Most life insurance provided through employers falls under the category of group term insurance, referring to the fact that coverage ends when employment ends. Depending on outside life insurance coverage, this is an excellent benefit to take advantage of, particularly if there is a gap in life insurance coverage, you plan on staying with your employer, and individual life insurance policies may be expensive due to health conditions, age, or other factors.
Employers will usually offer 1x or 2x base salary coverage with the option to increase further. Keeping in mind that coverage over $50,000 is included in income as it is a taxable benefit.
Spousal Life Insurance coverage usually is offered as well at a cost, and may be a good option if your spouse does not have other coverage. But remembering again this does come at a cost.
If you aren’t sure if you have sufficient coverage in life insurance or may be paying (and taxed) on something you might not need, contact your advisor at Meridian. We can help run these numbers for you!
Last, but most certainly not annual review of employer sponsored retirement plans such as 401ks, 403b, 457s, TSPs, SIMPLE IRAs, and any other options offered. Most plans will provide several times in the year when you can update your contribution amounts, but if you aren’t already contributing or are thinking about it, may I direct you to Nathan’s blog post.
This is one of the first places to reduce taxable income while putting away dollars pre-tax allowing them to grow tax deferred, so at some point you don’t have to even worry about employer sponsored benefits 😊.

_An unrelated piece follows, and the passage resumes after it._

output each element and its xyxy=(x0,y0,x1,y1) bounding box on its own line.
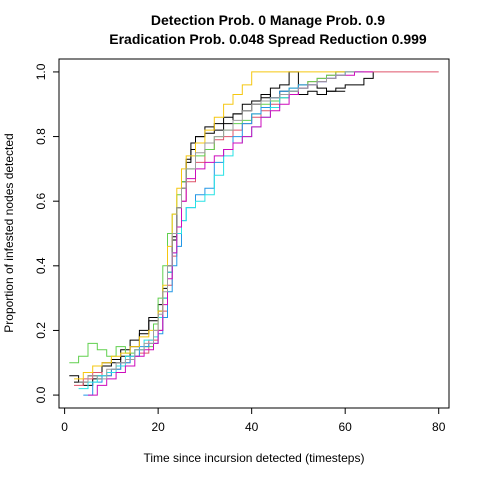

While this list covers the most basic of the benefits to review during open enrollment season, there are many other perks your employer may offer such as Employee Stock Purchase Plans, Store Discounts, Tuition Reimbursement, Paid Parental Leave, and Pet Insurance.
Using this open enrollment period to get ahead of your benefit to-do list will give you peace of mind going into 2022 as well as freeing up more time for things like …. pumpkin hugging for instance.